Während des Entstehungsprozesses des Stücks stellten sie mehr und mehr fest, dass es nur eine unnötige Ablenkung wäre.

Das kann ich nur bestätigen.

Das Puristische ließ viel mehr Raum die Inszenierung pur wirken zu lassen.
Das ist zumindest schon eine Zutat in dem Besonderen.

Richtig beeindruckt haben mich die Ausführungen, wie die Wirkung auf sie selbst ist.
„Ich möchte keine Zusammenfassung wie für eine Pressemitteilung,“ fing ich das Gespräch an.
„Ich bin’s, die blaue Bank.“ „Ich will euch hören.“ „Euren Blickwinkel, eure Wahrnehmung, mir könnt ihr alles sagen.“

Erst betretenes Schweigen.

Alle schauten sich wechselseitig an, als würden sie sich nur mit Blickkontakt darauf verständigen wollen, ob sie tatsächlich alles pur sagen wollen.
Ich war kurz davor motivierend nachzulegen.
Das war aber nicht erforderlich.
Nonverbal führten mich alten Hasen diese wunderbaren Kindsköppe durch dieses Interview.

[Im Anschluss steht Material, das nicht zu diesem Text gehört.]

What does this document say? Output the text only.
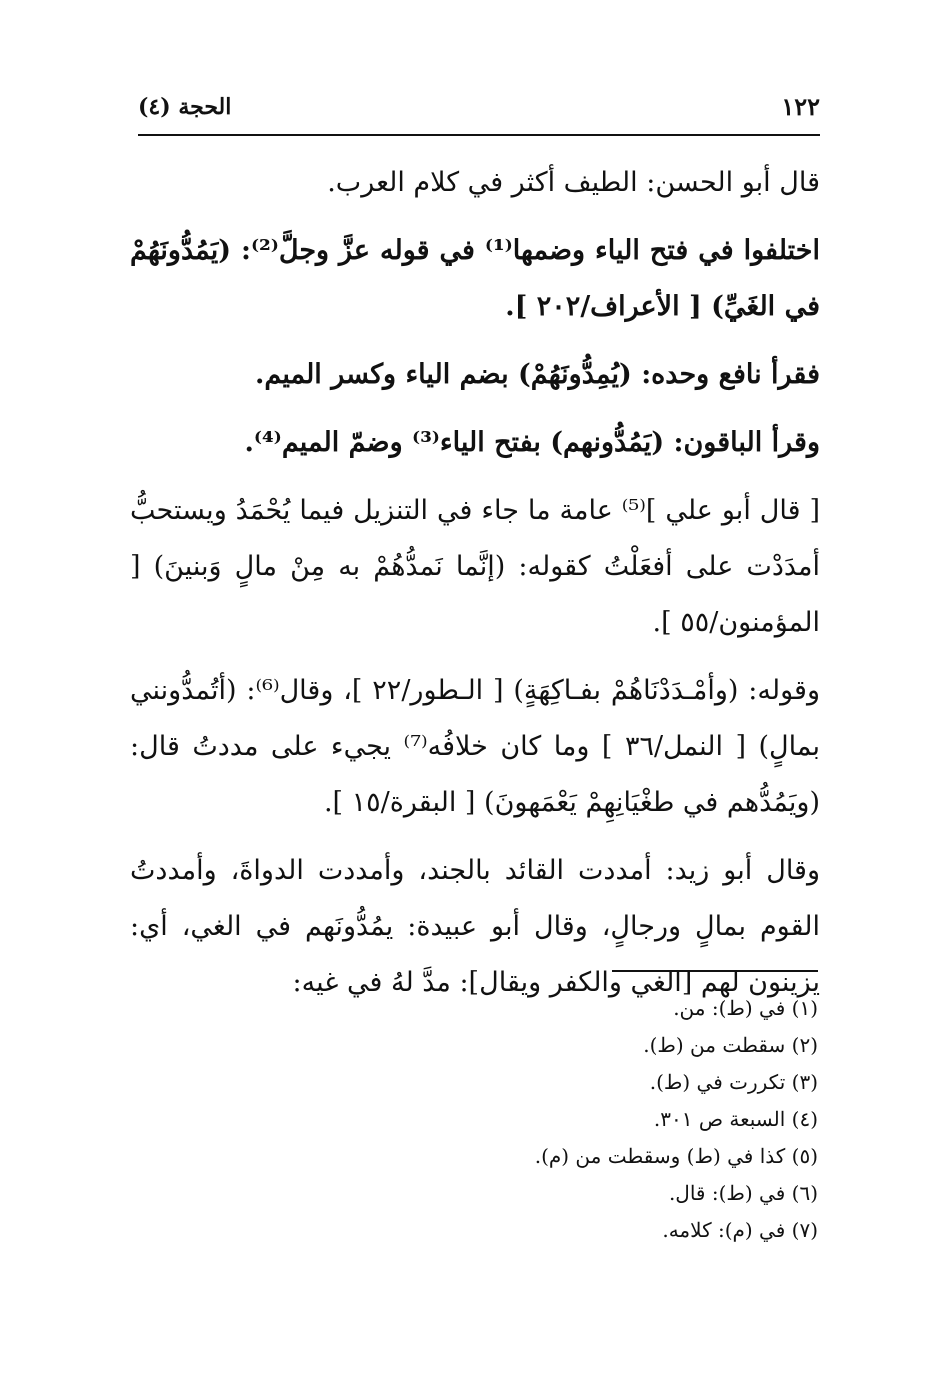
الحجة (٤)	١٢٢

قال أبو الحسن: الطيف أكثر في كلام العرب.

اختلفوا في فتح الياء وضمها⁽¹⁾ في قوله عزَّ وجلَّ⁽²⁾: (يَمُدُّونَهُمْ في الغَيِّ) [ الأعراف/٢٠٢ ].

فقرأ نافع وحده: (يُمِدُّونَهُمْ) بضم الياء وكسر الميم.

وقرأ الباقون: (يَمُدُّونهم) بفتح الياء⁽³⁾ وضمّ الميم⁽⁴⁾.

[ قال أبو علي ]⁽⁵⁾ عامة ما جاء في التنزيل فيما يُحْمَدُ ويستحبُّ أمدَدْت على أفعَلْتُ كقوله: (إنَّما نَمدُّهُمْ به مِنْ مالٍ وَبنينَ) [ المؤمنون/٥٥ ].

وقوله: (وأمْـدَدْنَاهُمْ بفـاكِهَةٍ) [ الـطور/٢٢ ]، وقال⁽⁶⁾: (أتُمدُّونني بمالٍ) [ النمل/٣٦ ] وما كان خلافُه⁽⁷⁾ يجيء على مددتُ قال: (ويَمُدُّهم في طغْيَانِهِمْ يَعْمَهونَ) [ البقرة/١٥ ].

وقال أبو زيد: أمددت القائد بالجند، وأمددت الدواةَ، وأمددتُ القوم بمالٍ ورجالٍ، وقال أبو عبيدة: يمُدُّونَهم في الغي، أي: يزينون لهم [الغي والكفر ويقال]: مدَّ لهُ في غيه:

(١) في (ط): من.
(٢) سقطت من (ط).
(٣) تكررت في (ط).
(٤) السبعة ص ٣٠١.
(٥) كذا في (ط) وسقطت من (م).
(٦) في (ط): قال.
(٧) في (م): كلامه.
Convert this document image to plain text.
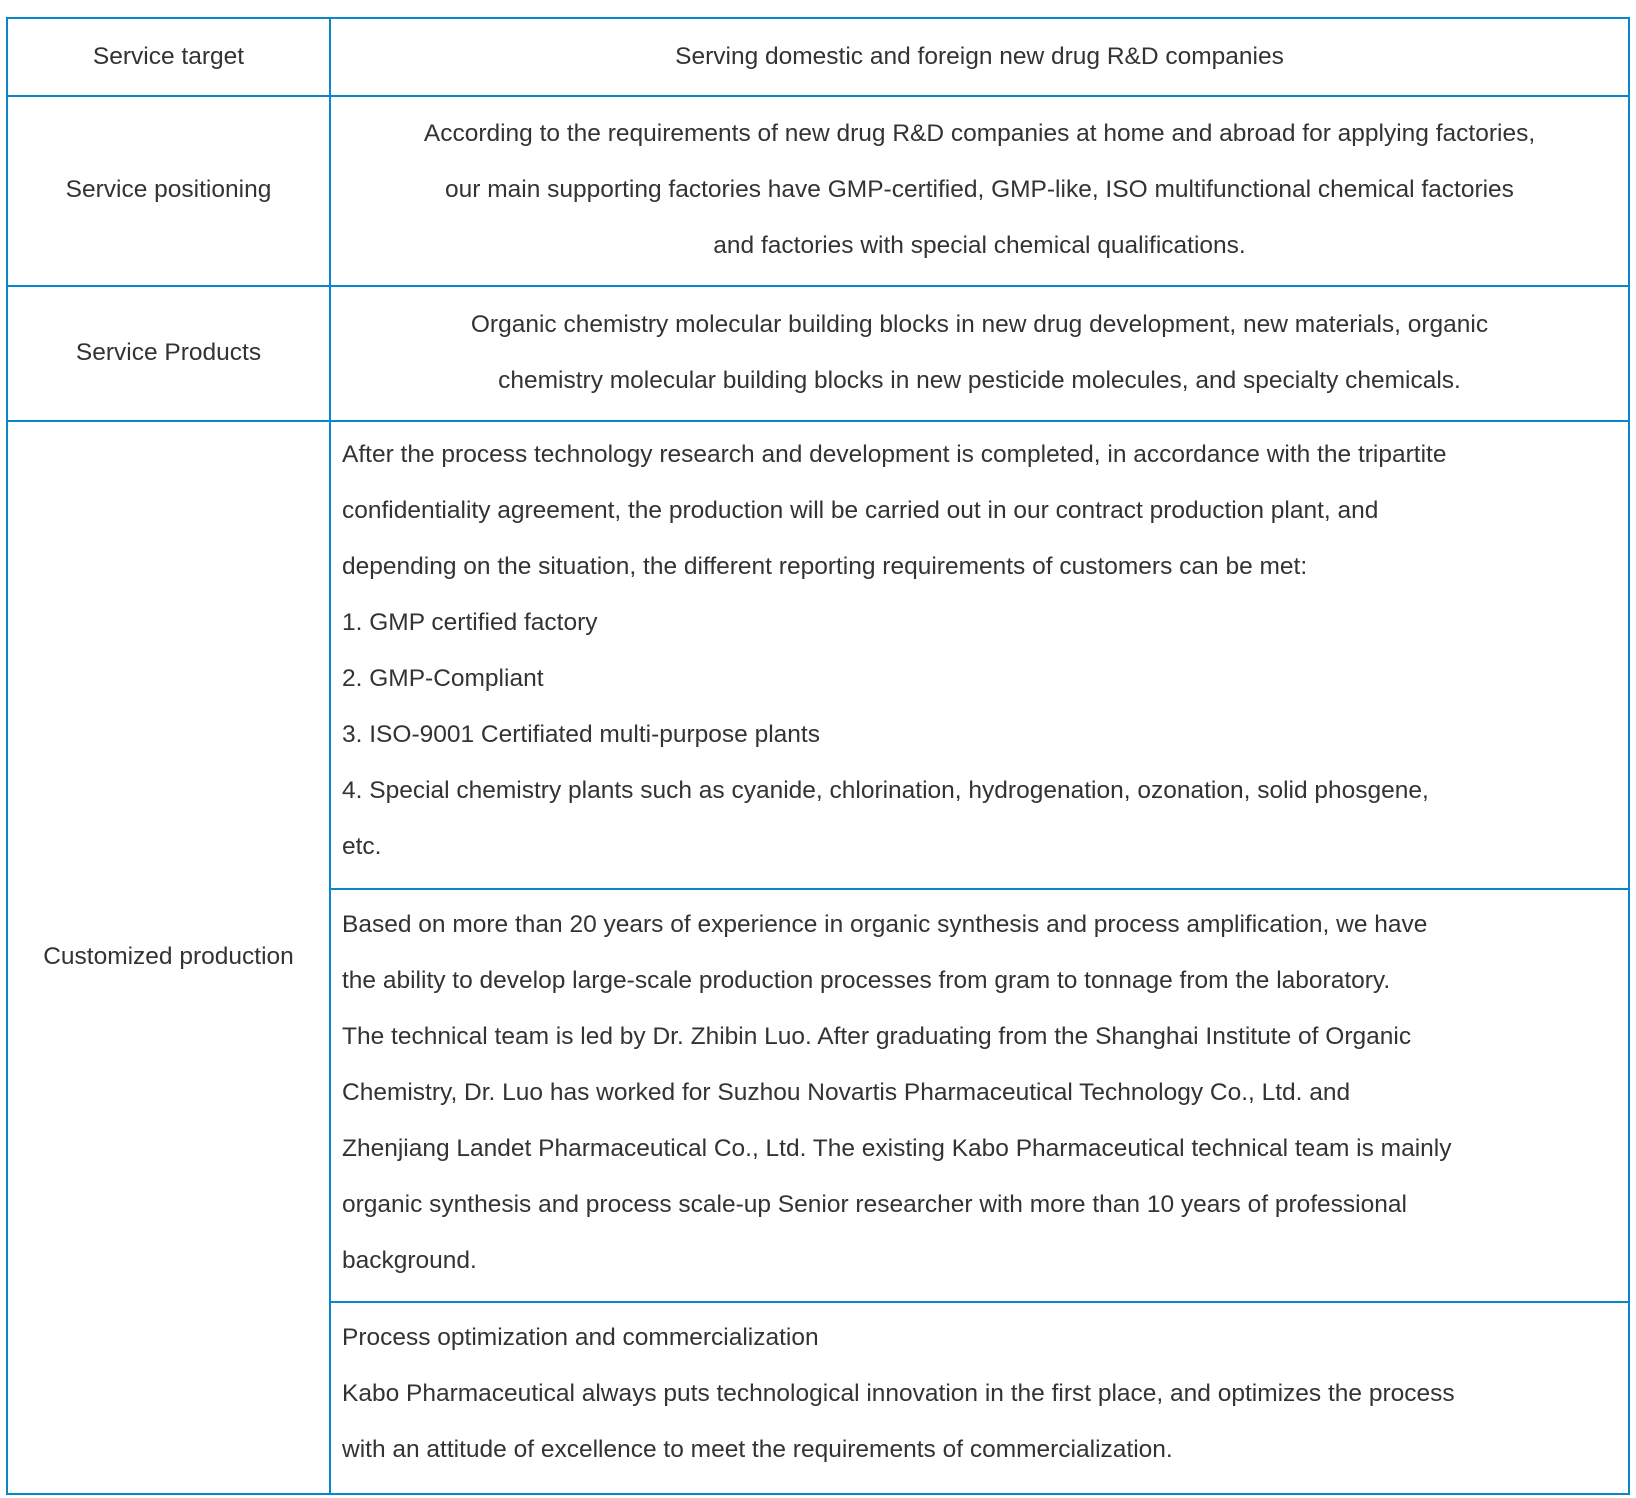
Service target	Serving domestic and foreign new drug R&D companies
Service positioning
According to the requirements of new drug R&D companies at home and abroad for applying factories,
our main supporting factories have GMP-certified, GMP-like, ISO multifunctional chemical factories
and factories with special chemical qualifications.
Service Products
Organic chemistry molecular building blocks in new drug development, new materials, organic
chemistry molecular building blocks in new pesticide molecules, and specialty chemicals.
Customized production
After the process technology research and development is completed, in accordance with the tripartite
confidentiality agreement, the production will be carried out in our contract production plant, and
depending on the situation, the different reporting requirements of customers can be met:
1. GMP certified factory
2. GMP-Compliant
3. ISO-9001 Certifiated multi-purpose plants
4. Special chemistry plants such as cyanide, chlorination, hydrogenation, ozonation, solid phosgene,
etc.
Based on more than 20 years of experience in organic synthesis and process amplification, we have
the ability to develop large-scale production processes from gram to tonnage from the laboratory.
The technical team is led by Dr. Zhibin Luo. After graduating from the Shanghai Institute of Organic
Chemistry, Dr. Luo has worked for Suzhou Novartis Pharmaceutical Technology Co., Ltd. and
Zhenjiang Landet Pharmaceutical Co., Ltd. The existing Kabo Pharmaceutical technical team is mainly
organic synthesis and process scale-up Senior researcher with more than 10 years of professional
background.
Process optimization and commercialization
Kabo Pharmaceutical always puts technological innovation in the first place, and optimizes the process
with an attitude of excellence to meet the requirements of commercialization.
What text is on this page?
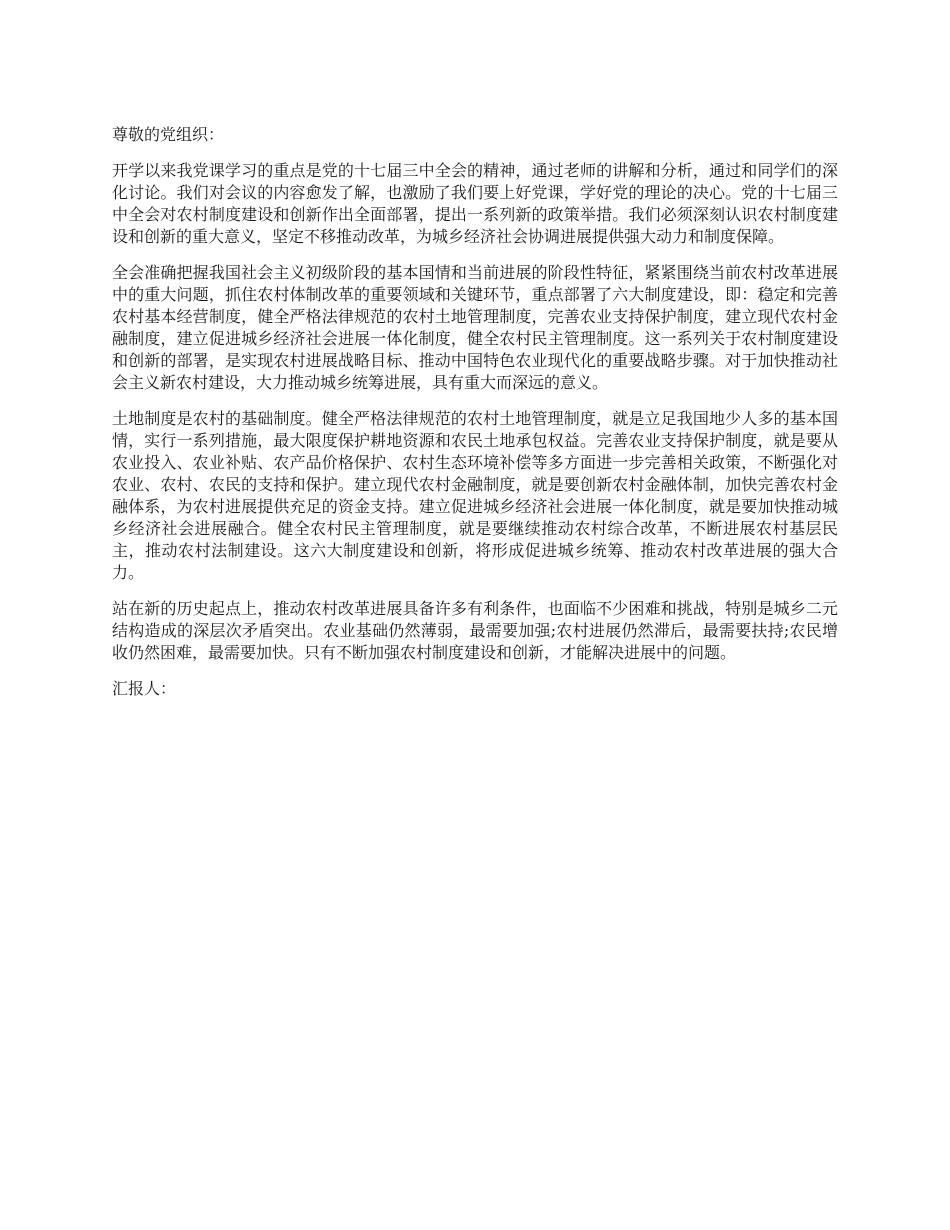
尊敬的党组织：

开学以来我党课学习的重点是党的十七届三中全会的精神，通过老师的讲解和分析，通过和同学们的深化讨论。我们对会议的内容愈发了解，也激励了我们要上好党课，学好党的理论的决心。党的十七届三中全会对农村制度建设和创新作出全面部署，提出一系列新的政策举措。我们必须深刻认识农村制度建设和创新的重大意义，坚定不移推动改革，为城乡经济社会协调进展提供强大动力和制度保障。

全会准确把握我国社会主义初级阶段的基本国情和当前进展的阶段性特征，紧紧围绕当前农村改革进展中的重大问题，抓住农村体制改革的重要领域和关键环节，重点部署了六大制度建设，即：稳定和完善农村基本经营制度，健全严格法律规范的农村土地管理制度，完善农业支持保护制度，建立现代农村金融制度，建立促进城乡经济社会进展一体化制度，健全农村民主管理制度。这一系列关于农村制度建设和创新的部署，是实现农村进展战略目标、推动中国特色农业现代化的重要战略步骤。对于加快推动社会主义新农村建设，大力推动城乡统筹进展，具有重大而深远的意义。

土地制度是农村的基础制度。健全严格法律规范的农村土地管理制度，就是立足我国地少人多的基本国情，实行一系列措施，最大限度保护耕地资源和农民土地承包权益。完善农业支持保护制度，就是要从农业投入、农业补贴、农产品价格保护、农村生态环境补偿等多方面进一步完善相关政策，不断强化对农业、农村、农民的支持和保护。建立现代农村金融制度，就是要创新农村金融体制，加快完善农村金融体系，为农村进展提供充足的资金支持。建立促进城乡经济社会进展一体化制度，就是要加快推动城乡经济社会进展融合。健全农村民主管理制度，就是要继续推动农村综合改革，不断进展农村基层民主，推动农村法制建设。这六大制度建设和创新，将形成促进城乡统筹、推动农村改革进展的强大合力。

站在新的历史起点上，推动农村改革进展具备许多有利条件，也面临不少困难和挑战，特别是城乡二元结构造成的深层次矛盾突出。农业基础仍然薄弱，最需要加强;农村进展仍然滞后，最需要扶持;农民增收仍然困难，最需要加快。只有不断加强农村制度建设和创新，才能解决进展中的问题。

汇报人：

Als ich danach das Stück sah, war ich tief berührt und unendlich dankbar für das vorherige Gespräch. Die Zutaten waren dadurch klar erkennbar. Ich verstand mit jedem Satz, mit jeder Inszenierung.

Im Stück wird zusammengefasst, dass durch eigene Willenskraft und mithilfe treuer Freundschaft und Liebe, sich und andere aus der Verstrickung befreit werden können.


Das Stück bietet nicht nur den Blick hinter der Kulisse „Krabats“, sondern zeigt das ganze Herzblut dieser Menschen stellvertretend im Stück. Ein Klassiker neu aufgelegt. Die Geschichte der Menschheit aufgezeigt von Kindsköppen die weitaus mehr in sich bergen als Kindereien.
Weitaus mehr.
Unsere Kindsköpp sind über Jahre gemeinsam durch alle Gezeiten geschippert.
Sie haben uns vorgemacht, wie sie in treuer Freundschaft durch alle Hochs und Tiefs gemeinsam gegangen sind.
Sie haben uns vorgemacht, dass es Mut bedarf auch zu scheitern.
Das man traurig sein darf und gemeinsam lernt zu begreifen.
Ich wünschte mir, die Erwachsenen würden von diesen klugen Menschen lernen.
Schaut euch das Stück an.
Die Ingredienzien habe ich nun verraten.
Das wird hilfreich sein, noch mehr die Qualität dieser Darstellungen zu genießen.
Ich wünsche mir von Herzen, dass die Kindsköpp erhalten bleiben, auch wenn sie längst aus den Kinderschuhen auch in schauspielerischer Hinsicht hinausgewachsen sind.
Auch wenn ich nichts mit eurer Entwicklung und eurem Werdegang zu tun habe, bin ich stolz wie Bolle euch zu kennen.

Ich verneige tief mein Haupt vor Anerkennung!